Os diversos estudos sobre o funcionamento cerebral de sujeitos com TEP vão ao encontro dos dados neuropsicológicos que indicam a dinâmica de regulação e controle dos impulsos. O circuito envolvido percorre do córtex medial, basolateral, temporal e orbitário, às regiões pré-frontais. São sistemas cerebrais inter-relacionados, aos quais se pode atribuir um papel proeminente no comportamento diferenciado, que envolve senso ético, moderação dos impulsos e ascendência dos sentimentos (LA-PIERRE e cols,1995).

Quanto aos achados neuroquímicos, vários estudos têm demonstrado a deficiência de atividade de neurotransmissores e seus precursores no cérebro de indivíduos considerados psicopatas.
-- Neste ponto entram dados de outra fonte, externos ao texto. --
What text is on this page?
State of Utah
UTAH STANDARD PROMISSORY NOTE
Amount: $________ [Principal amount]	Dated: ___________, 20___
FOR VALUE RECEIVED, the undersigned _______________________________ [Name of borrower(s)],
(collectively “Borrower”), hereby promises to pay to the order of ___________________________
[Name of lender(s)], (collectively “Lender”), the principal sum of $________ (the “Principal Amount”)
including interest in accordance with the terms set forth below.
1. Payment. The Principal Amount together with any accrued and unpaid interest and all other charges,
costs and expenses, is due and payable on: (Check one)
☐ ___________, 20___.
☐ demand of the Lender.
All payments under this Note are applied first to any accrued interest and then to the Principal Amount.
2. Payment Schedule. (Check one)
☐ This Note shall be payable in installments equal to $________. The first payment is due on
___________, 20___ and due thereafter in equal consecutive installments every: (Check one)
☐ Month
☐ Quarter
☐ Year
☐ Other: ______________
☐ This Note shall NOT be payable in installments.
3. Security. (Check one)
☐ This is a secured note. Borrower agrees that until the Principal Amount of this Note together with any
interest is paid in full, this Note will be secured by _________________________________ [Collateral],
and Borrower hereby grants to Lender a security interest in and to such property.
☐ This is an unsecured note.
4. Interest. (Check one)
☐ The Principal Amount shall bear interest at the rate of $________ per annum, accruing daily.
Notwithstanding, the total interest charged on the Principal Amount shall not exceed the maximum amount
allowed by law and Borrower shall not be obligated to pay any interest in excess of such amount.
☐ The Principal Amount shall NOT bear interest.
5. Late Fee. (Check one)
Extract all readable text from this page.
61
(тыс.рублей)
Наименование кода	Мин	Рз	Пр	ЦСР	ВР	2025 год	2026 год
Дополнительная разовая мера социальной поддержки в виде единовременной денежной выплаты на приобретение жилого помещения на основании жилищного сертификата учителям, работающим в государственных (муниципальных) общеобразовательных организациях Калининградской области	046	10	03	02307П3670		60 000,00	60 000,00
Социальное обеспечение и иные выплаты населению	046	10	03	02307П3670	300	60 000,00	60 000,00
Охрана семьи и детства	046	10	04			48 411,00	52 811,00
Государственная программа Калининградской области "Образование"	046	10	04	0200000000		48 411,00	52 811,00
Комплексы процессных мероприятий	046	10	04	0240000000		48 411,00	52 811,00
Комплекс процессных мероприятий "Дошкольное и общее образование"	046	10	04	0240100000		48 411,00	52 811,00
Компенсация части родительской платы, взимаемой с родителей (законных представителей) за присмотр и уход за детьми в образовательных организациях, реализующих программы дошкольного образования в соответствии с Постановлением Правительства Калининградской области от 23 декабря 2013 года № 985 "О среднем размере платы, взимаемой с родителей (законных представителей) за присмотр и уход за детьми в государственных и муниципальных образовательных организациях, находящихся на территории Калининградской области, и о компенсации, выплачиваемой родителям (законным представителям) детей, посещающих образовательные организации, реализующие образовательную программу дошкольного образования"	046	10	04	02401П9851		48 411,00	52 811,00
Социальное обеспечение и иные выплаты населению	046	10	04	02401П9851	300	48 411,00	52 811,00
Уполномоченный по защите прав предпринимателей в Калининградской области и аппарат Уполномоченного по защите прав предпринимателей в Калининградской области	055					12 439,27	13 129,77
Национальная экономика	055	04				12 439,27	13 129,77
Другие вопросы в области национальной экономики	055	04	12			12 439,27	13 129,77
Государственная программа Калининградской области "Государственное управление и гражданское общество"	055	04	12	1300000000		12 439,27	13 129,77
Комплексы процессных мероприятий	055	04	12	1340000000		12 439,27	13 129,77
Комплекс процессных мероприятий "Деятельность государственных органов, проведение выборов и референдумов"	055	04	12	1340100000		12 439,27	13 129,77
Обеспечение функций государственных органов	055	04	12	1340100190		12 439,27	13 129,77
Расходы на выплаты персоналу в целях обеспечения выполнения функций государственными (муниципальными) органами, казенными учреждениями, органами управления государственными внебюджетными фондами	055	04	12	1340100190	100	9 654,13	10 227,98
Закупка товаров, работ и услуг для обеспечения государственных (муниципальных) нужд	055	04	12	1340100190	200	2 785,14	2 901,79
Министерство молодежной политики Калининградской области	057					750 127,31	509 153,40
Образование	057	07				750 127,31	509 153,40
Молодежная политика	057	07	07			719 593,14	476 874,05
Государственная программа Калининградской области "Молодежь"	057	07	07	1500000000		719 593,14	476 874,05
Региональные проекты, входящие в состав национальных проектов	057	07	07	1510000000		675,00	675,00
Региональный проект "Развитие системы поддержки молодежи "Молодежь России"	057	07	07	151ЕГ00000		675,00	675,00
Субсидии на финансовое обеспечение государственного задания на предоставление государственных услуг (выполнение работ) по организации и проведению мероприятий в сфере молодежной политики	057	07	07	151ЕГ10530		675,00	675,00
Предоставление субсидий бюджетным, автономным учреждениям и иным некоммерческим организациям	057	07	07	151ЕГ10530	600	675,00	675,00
O mesmo ocorre em sujeitos que cometeram crimes violentos e com descontroles impulsivos.

Best e colaboradores (2002), sugerem que pacientes com transtorno explosivo intermitente da personalidade, cuja característica é agressão por impulso, poderiam ter níveis reduzidos de atividade serotoninérgica do circuito córtex pré-frontal orbital/medial.

Cocarro e colaboradores (1997) em estudos com PET scan têm demonstrado que indivíduos com transtorno explosivo intermitente da personalidade apresentam menor atividade da serotonina no córtex fronto-orbitário do que em controles. Verificaram que no líquor, níveis de vasopressina aparecem positivamente relacionados com impulso agressivo, enquanto ocorre uma relação inversa entre a ação da serotonina e vasopressina.

Alm e colaboradores (1996) notaram baixos níveis da atividade da enzima MAO (monoaminoxidase) em sujeitos bem ajustados e criativos e em sujeitos não criminosos. Especularam que a redução da atividade da MAO poderia estar ligada a traços de personalidade assim como “busca de sensação” e impulsividade, mais do que diretamente à criminalidade. Ressaltam que outros estudos, contudo demonstraram haver evidência de redução da MAO em sujeitos com estilo de vida psicopático ou antissocial.

McBurnett (2000) encontrou baixo nível de cortisol salivar associado com precoce e persistente agressividade em crianças de 7 a 12 anos.

Stone (1999) concluiu, depois de analisar diversas pesquisas neurofisiológicas, que:

(…) À medida que os níveis de serotonina diminuem, a agressividade normal transforma-se em destemor ou “coragem” incomum, ou seja, em impulsividade e agressividade anormais com tendências violentas” Nessa extremidade do continuum, existem implicações forenses, uma vez que pessoas exibindo esses baixos níveis de serotonina têm maior risco para envolvimento em problemas com a lei ”.

A testosterona salivar foi também implicada na criminalidade. BANKS (1996), verificou em um estudo comparativo que a dosagem de testosterona salivar foi maior para o grupo de delinquentes do que para estudantes que não apresentaram antecedentes de delinquência.

Resumindo, verifica-se uma correlação entre diversos agentes neuroquímicos com comportamento de violência, agressividade, impulsividade. Contudo, nenhuma destas tendências configura um quadro específico de TEP. Tais fatores não são determinantes dos TEP, apenas buscam correlacionar achados neurobiológicos que ocorrem em sujeitos mais ou menos excitáveis, ativos, ou que apresentem comportamento disruptivo.